Correspondence Analysis and Detrended Correspondence Analysis

Correspondence analysis (CA) is one of two names given to a method of ordination that was widely employed in the 70's and 80's. In one of the more interesting aspects of the history of vegetation science, it was soon determined that CA was independently developed by Hill in England (under the name reciprocal averaging) and by Benzecri in France (under the name analyse factorielle des corresponences). Legendre and Legendre (1998) trace its origins back farther than that outside of ecology.

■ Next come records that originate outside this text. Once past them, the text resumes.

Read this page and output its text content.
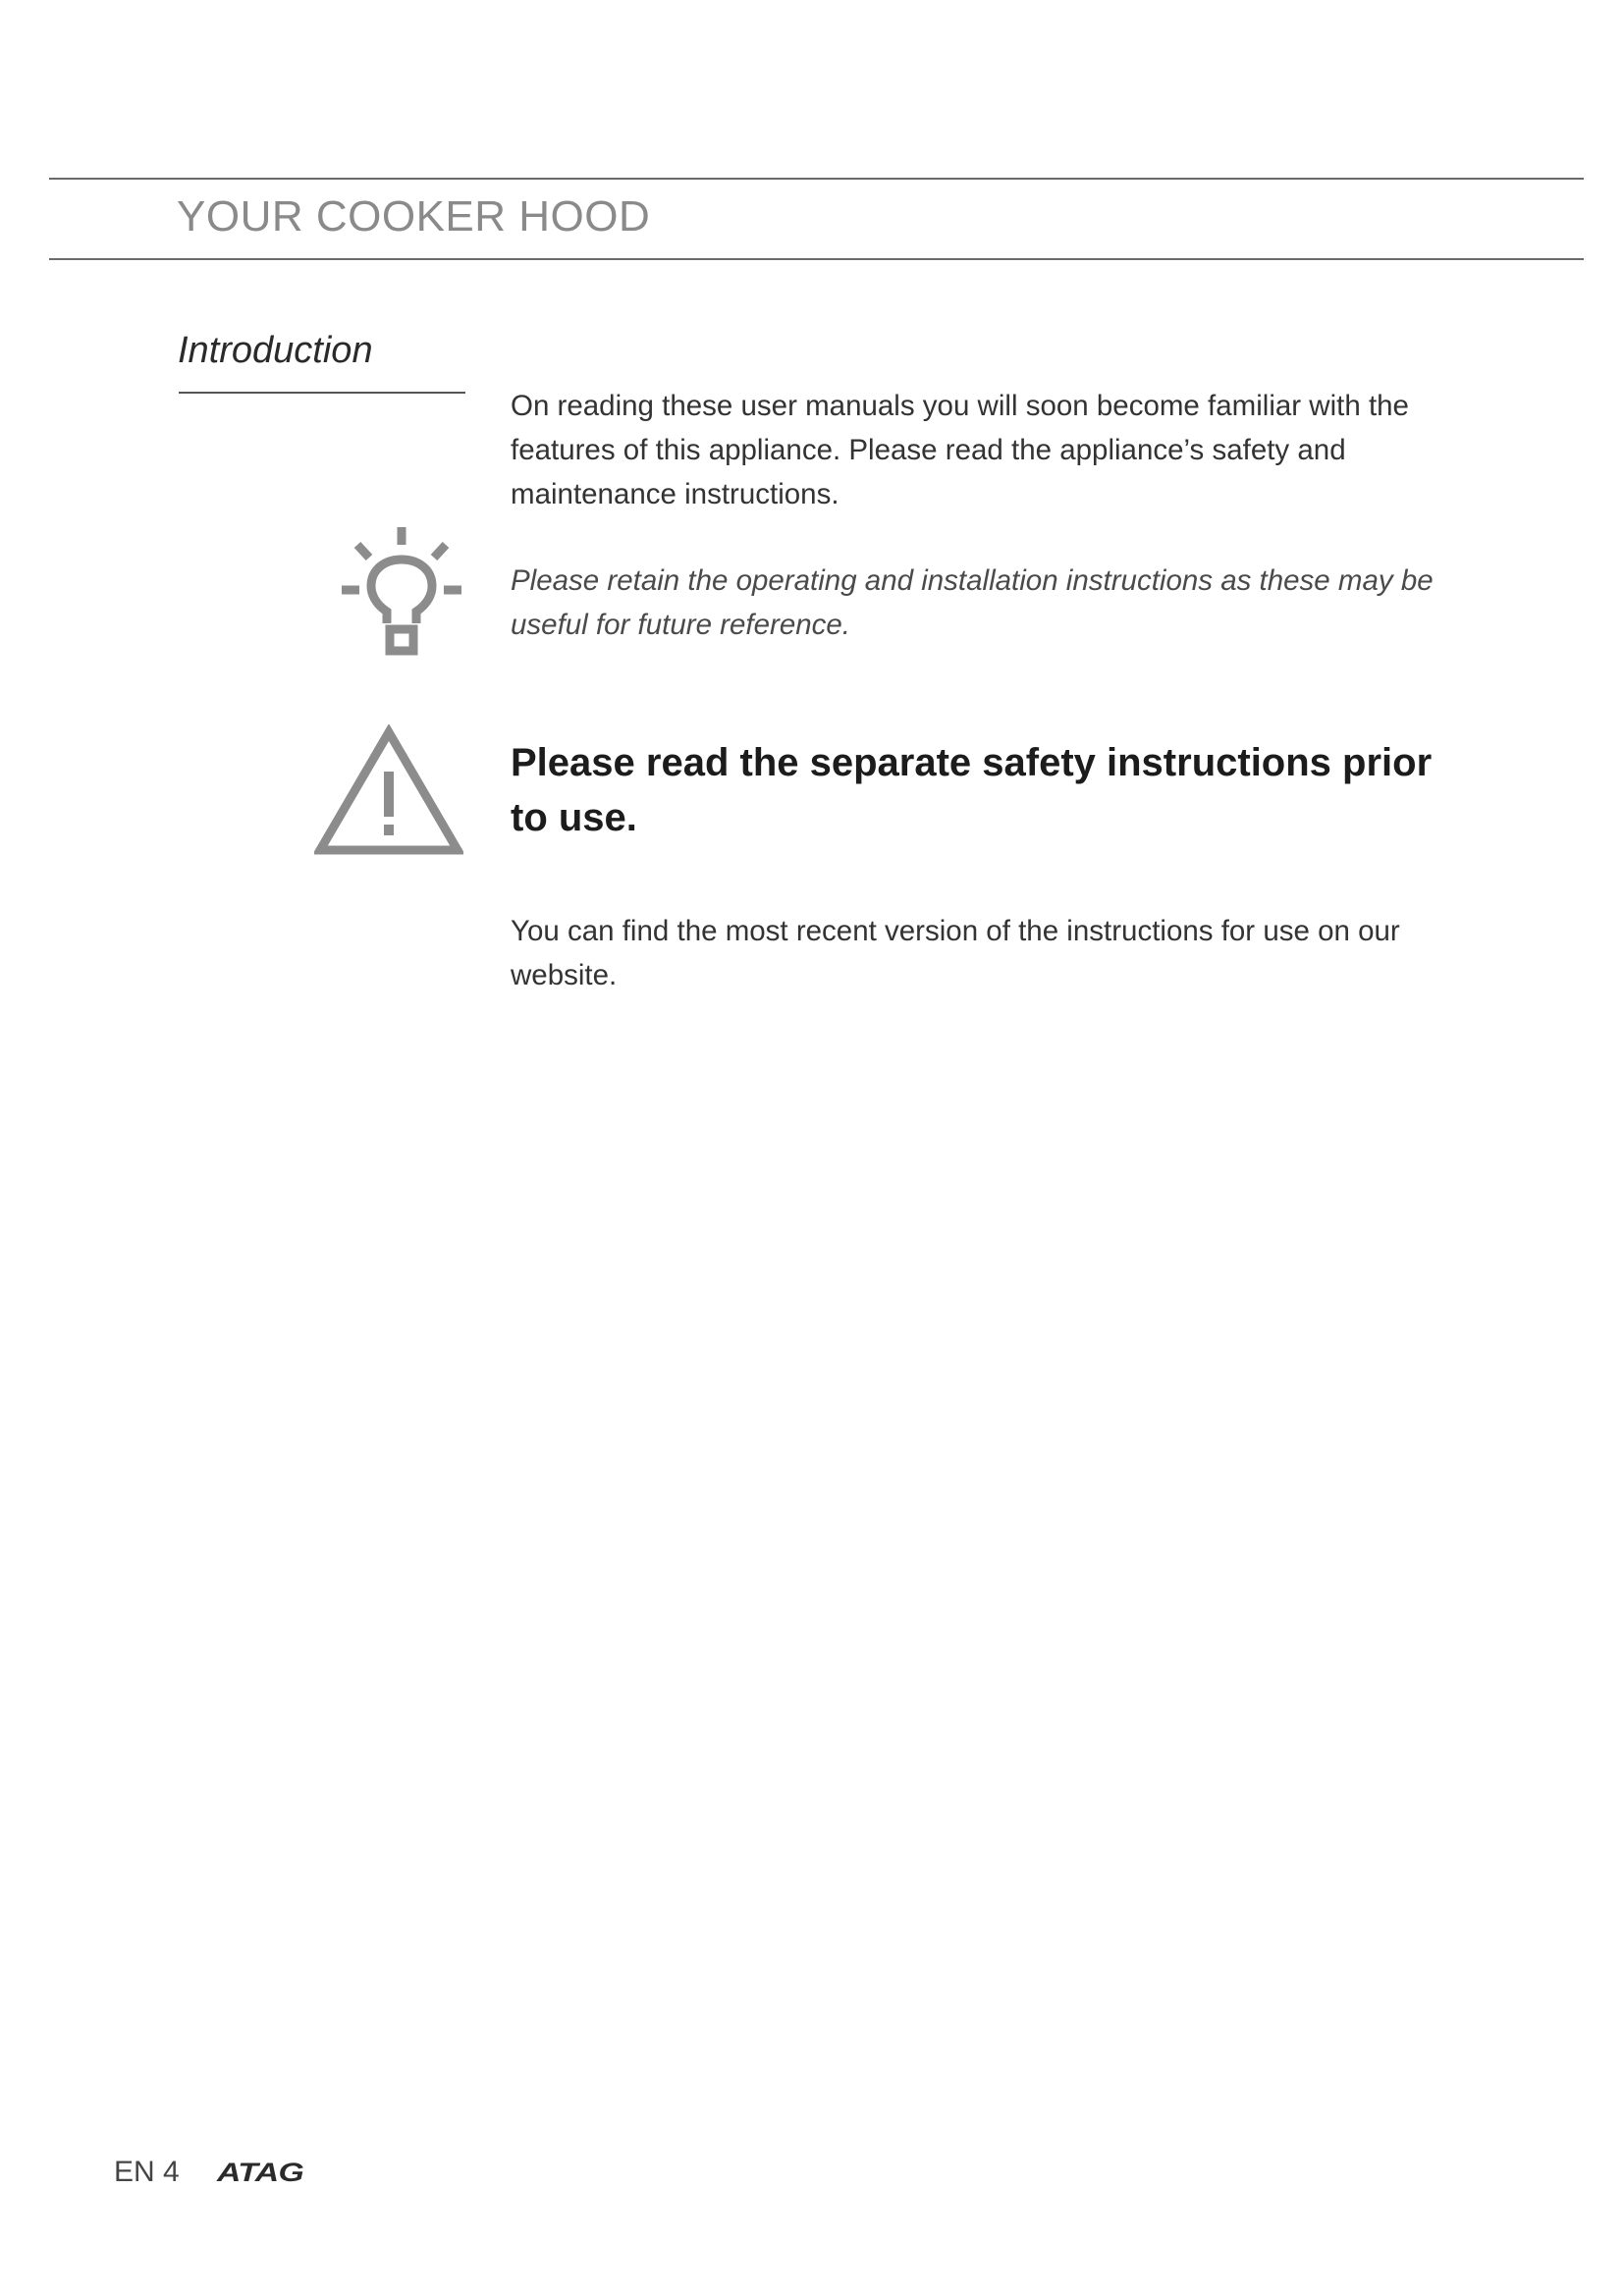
YOUR COOKER HOOD
Introduction

On reading these user manuals you will soon become familiar with the features of this appliance. Please read the appliance’s safety and maintenance instructions.

Please retain the operating and installation instructions as these may be useful for future reference.

Please read the separate safety instructions prior to use.

You can find the most recent version of the instructions for use on our website.

EN 4 ATAG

CA can be calculated by a number of different algorithms. Due to the popularity of the analysis there are a number of different implementations of CA in R. A function called ca() is included in the mva library. The CoCoAn library includes CA as a special case of CCA (see Lab 10) in the function CAIV(), and the vegan library includes CA as a special case of DECORANA() or cca(see below). The method presented here is due to Legendre and Legendre (1998), who calculate CA as an eigenanalysis of a particular matrix.

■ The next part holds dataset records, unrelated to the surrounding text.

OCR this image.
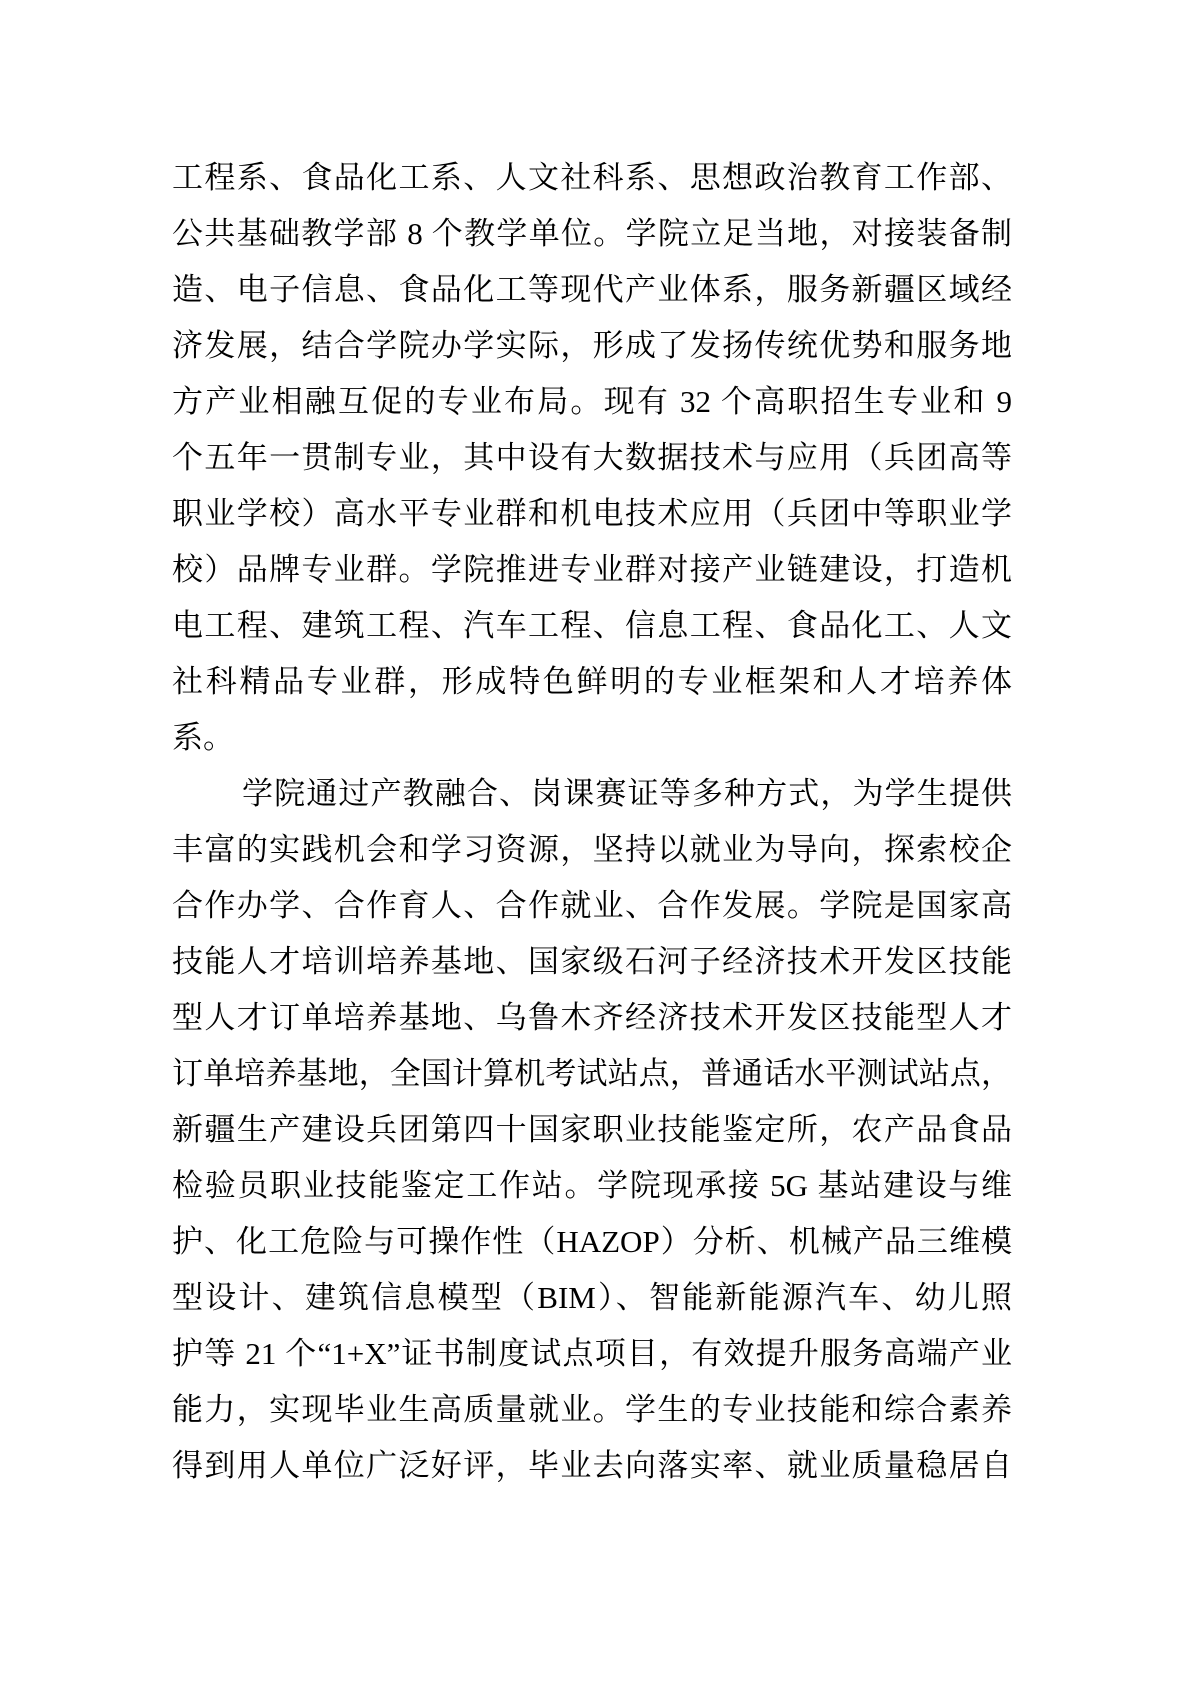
工程系、食品化工系、人文社科系、思想政治教育工作部、
公共基础教学部 8 个教学单位。学院立足当地，对接装备制
造、电子信息、食品化工等现代产业体系，服务新疆区域经
济发展，结合学院办学实际，形成了发扬传统优势和服务地
方产业相融互促的专业布局。现有 32 个高职招生专业和 9
个五年一贯制专业，其中设有大数据技术与应用（兵团高等
职业学校）高水平专业群和机电技术应用（兵团中等职业学
校）品牌专业群。学院推进专业群对接产业链建设，打造机
电工程、建筑工程、汽车工程、信息工程、食品化工、人文
社科精品专业群，形成特色鲜明的专业框架和人才培养体
系。
学院通过产教融合、岗课赛证等多种方式，为学生提供
丰富的实践机会和学习资源，坚持以就业为导向，探索校企
合作办学、合作育人、合作就业、合作发展。学院是国家高
技能人才培训培养基地、国家级石河子经济技术开发区技能
型人才订单培养基地、乌鲁木齐经济技术开发区技能型人才
订单培养基地，全国计算机考试站点，普通话水平测试站点，
新疆生产建设兵团第四十国家职业技能鉴定所，农产品食品
检验员职业技能鉴定工作站。学院现承接 5G 基站建设与维
护、化工危险与可操作性（HAZOP）分析、机械产品三维模
型设计、建筑信息模型（BIM）、智能新能源汽车、幼儿照
护等 21 个“1+X”证书制度试点项目，有效提升服务高端产业
能力，实现毕业生高质量就业。学生的专业技能和综合素养
得到用人单位广泛好评，毕业去向落实率、就业质量稳居自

Labs 6 and 7 describe eigenanalysis of a number of different matrices. PCA is specifically an eigenanalysis of a correlation or covariance matrix. PCO is an eigenanalysis of a broad variety of symmetric dissimilarity/distance matrices. CA is an eigenanalysis of a Chi-square distance matrix. A Chi-square distance matrix is defined by the deviation from expectation. Similar to the Chi-square statistic, it is defined as

(observed - expected) / sqrt(expected)
where observed and expected are abundances of species in sample plots. Species which occur in a sample plot in an abundance greater than expected have positive values, and species which occur less then expected or which are absent have negative values. Expected values are based on the row and column sums of the vegetation matrix.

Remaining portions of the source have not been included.